新聞で国際情勢掘り下げや問題意識醸成 川崎・橘高 角田教諭

JICA横浜を訪問した川崎市立橘高校国際科の生徒ら=令和3年10月(同校提供)
JICA横浜を訪問した川崎市立橘高校国際科の生徒ら=令和3年10月(同校提供)

夏休みを前に、中高生向けのさまざまな作文・エッセーなどのコンクールが募集中だ。そのうちの一つが、産経新聞社が後援する「JICA国際協力中学生・高校生エッセイコンテスト」。生徒の国際理解や表現力の育成に役立つとして応募する学校も多い。昨年、特別学校賞を受賞した川崎市立橘高校(中原区)の角田裕一教諭は、国際情勢の掘り下げや問題意識の醸成などを目的に応募を続けている。角田教諭は、テーマ探しや資料として、安心して利用できる情報源として新聞の活用を薦めている。

同校は普通科、国際科、スポーツ科があり、平成18年から国際科の1、2年生全員と3年生の希望者が応募している。同科では開発途上国への理解を深めることがカリキュラムの柱の一つと位置付けられており、生徒は教室での授業のほか校外学習、ワークショップ、講演会などを通じて世界が抱える問題や日本人としてできる取り組みを学ぶ。

川崎市立橘高校の角田裕一教諭(本人提供)
川崎市立橘高校の角田裕一教諭(本人提供)

JICAのコンテスト応募を担当する角田教諭は「英語をツールとして国際支援などを考えたとき、社会情勢や問題を掘り下げる必要がある。コンテストで生徒はじっくりと諸問題について調べ、日本や自分自身と向き合うことができ、問題意識も高まっている」と話す。

昨年は募集テーマ「私たちと地球の新しい未来」に対し、約80人の生徒が環境問題や貧困問題、食料支援などのエッセーを書き上げた。

生徒がエッセーを書くにあたって角田教諭は「読み手に伝えるため、なぜそう思うかなどの掘り下げが必要なこと、実体験を盛り込むと深みが増すことなどを伝えている」。
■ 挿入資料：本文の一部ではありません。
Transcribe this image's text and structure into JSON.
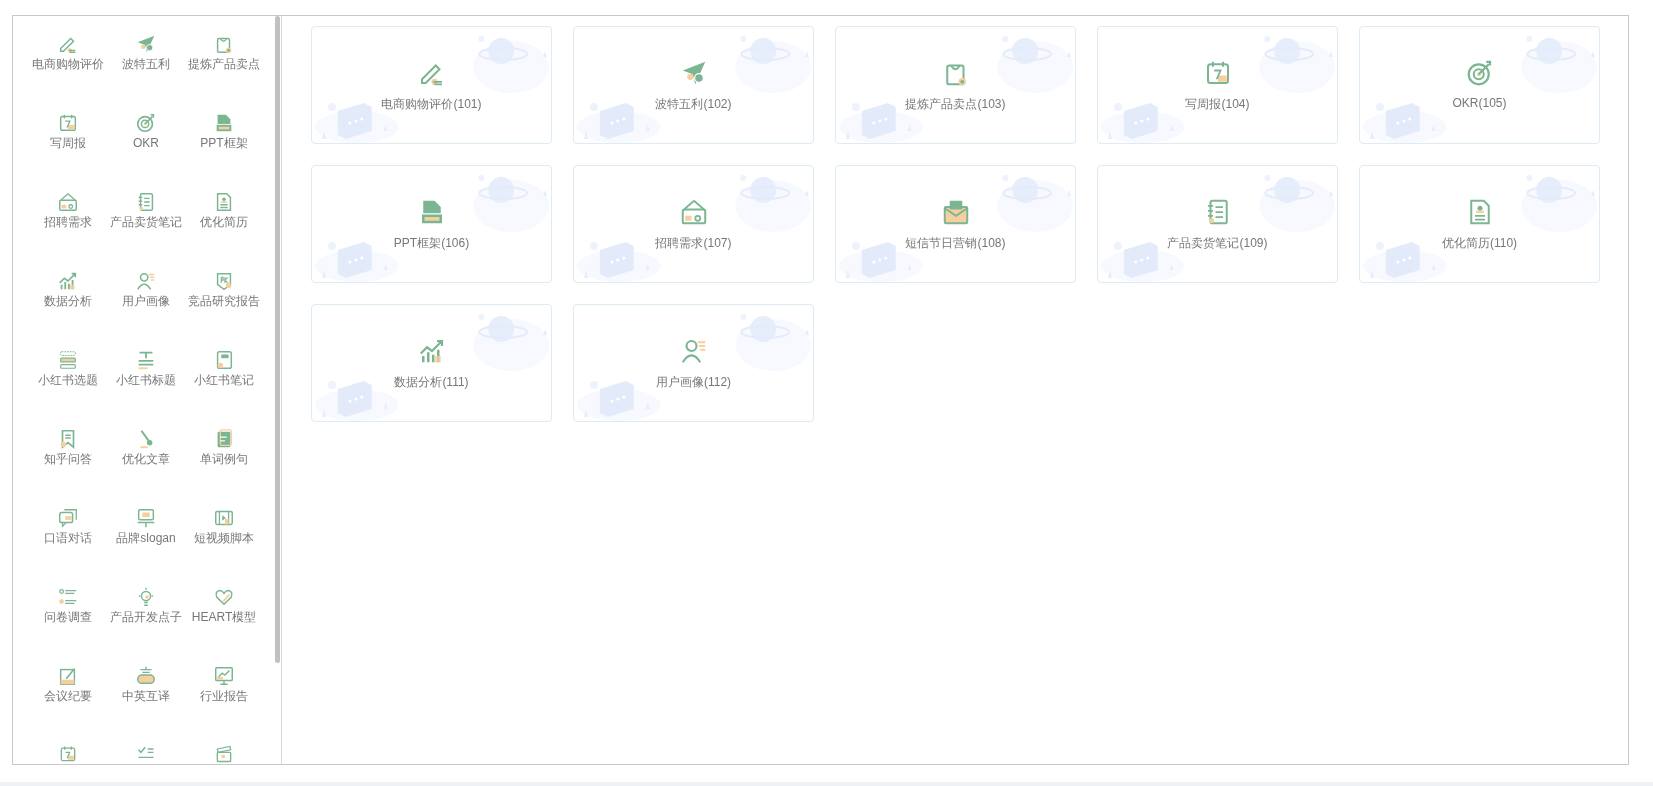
{
  "sidebar": {
    "items": [
      {
        "kind": "full",
        "label": "电商购物评价"
      },
      {
        "kind": "full",
        "label": "波特五利"
      },
      {
        "kind": "full",
        "label": "提炼产品卖点"
      },
      {
        "kind": "full",
        "label": "写周报"
      },
      {
        "kind": "full",
        "label": "OKR"
      },
      {
        "kind": "full",
        "label": "PPT框架"
      },
      {
        "kind": "full",
        "label": "招聘需求"
      },
      {
        "kind": "full",
        "label": "产品卖货笔记"
      },
      {
        "kind": "full",
        "label": "优化简历"
      },
      {
        "kind": "full",
        "label": "数据分析"
      },
      {
        "kind": "full",
        "label": "用户画像"
      },
      {
        "kind": "full",
        "label": "竞品研究报告"
      },
      {
        "kind": "full",
        "label": "小红书选题"
      },
      {
        "kind": "full",
        "label": "小红书标题"
      },
      {
        "kind": "full",
        "label": "小红书笔记"
      },
      {
        "kind": "full",
        "label": "知乎问答"
      },
      {
        "kind": "full",
        "label": "优化文章"
      },
      {
        "kind": "full",
        "label": "单词例句"
      },
      {
        "kind": "full",
        "label": "口语对话"
      },
      {
        "kind": "full",
        "label": "品牌slogan"
      },
      {
        "kind": "full",
        "label": "短视频脚本"
      },
      {
        "kind": "full",
        "label": "问卷调查"
      },
      {
        "kind": "full",
        "label": "产品开发点子"
      },
      {
        "kind": "full",
        "label": "HEART模型"
      },
      {
        "kind": "full",
        "label": "会议纪要"
      },
      {
        "kind": "full",
        "label": "中英互译"
      },
      {
        "kind": "full",
        "label": "行业报告"
      },
      {
        "kind": "cut"
      },
      {
        "kind": "cut"
      },
      {
        "kind": "cut"
      }
    ]
  },
  "cards": [
    {
      "label": "电商购物评价(101)"
    },
    {
      "label": "波特五利(102)"
    },
    {
      "label": "提炼产品卖点(103)"
    },
    {
      "label": "写周报(104)"
    },
    {
      "label": "OKR(105)"
    },
    {
      "label": "PPT框架(106)"
    },
    {
      "label": "招聘需求(107)"
    },
    {
      "label": "短信节日营销(108)"
    },
    {
      "label": "产品卖货笔记(109)"
    },
    {
      "label": "优化简历(110)"
    },
    {
      "label": "数据分析(111)"
    },
    {
      "label": "用户画像(112)"
    }
  ]
}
1年生から始まる小論文の指導とも関連付けてアドバイスを行っているという。

途上国が直面する問題に気づいたり、理解を深めたりするために、校外学習でJICA横浜(横浜市中区)やJICA地球ひろば(東京都新宿区)を訪れることもある。昨年10月にJICA横浜を訪問した2年生は「国際支援の現状を直接学べて勉強になった」と話した。

エッセーへの取り組みでは新聞も活用している。角田教諭は新聞について「リアルタイムで起きている時事問題について理解を深められる」と評価する。
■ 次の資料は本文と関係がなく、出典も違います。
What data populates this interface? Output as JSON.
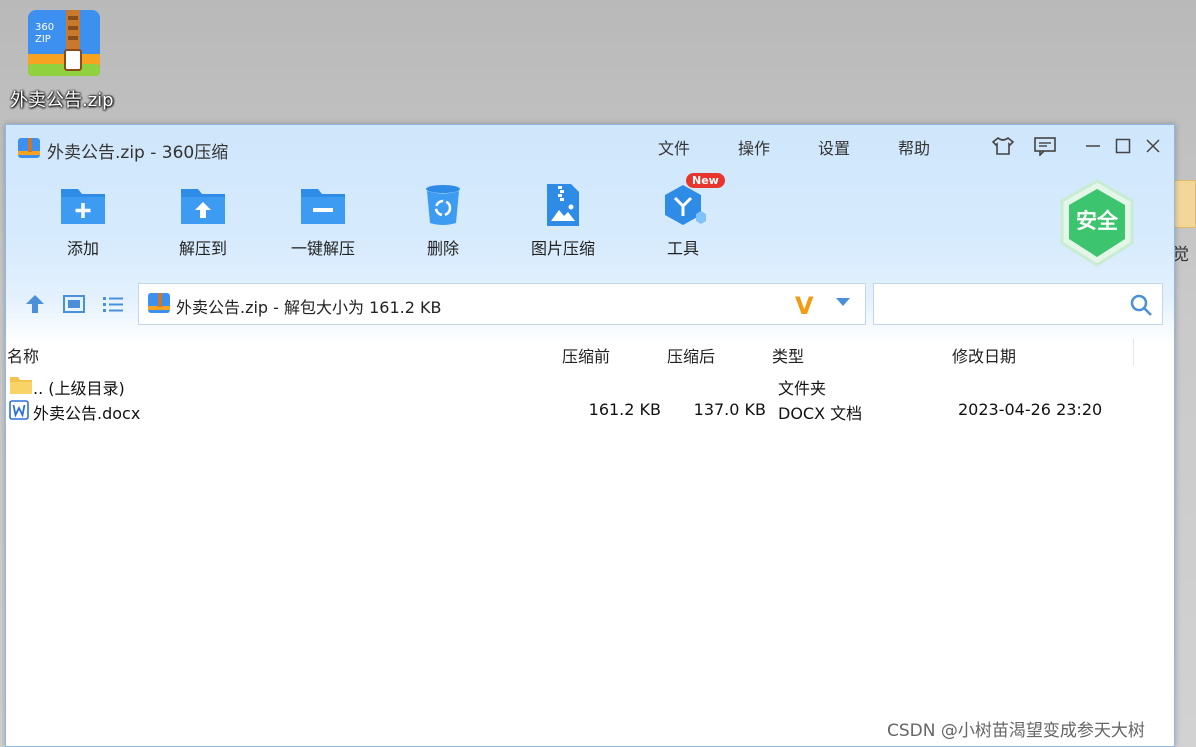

情報の信頼性についても「インターネットに情報があふれる中、ある国の問題も一方的な見方で掲載されている場合がある。情報の出所を意識したり、現地の人はどう思っているのか、など多角的に物事を捉えたりするよう日頃から指導している」と述べ、新聞は安心して情報を入手できるという。

さらに、新聞は正しい日本語や文章の構成を学ぶ教材にもなると指摘し、自宅で購読していない生徒には「せめて図書室で読むように」と薦めているそうだ。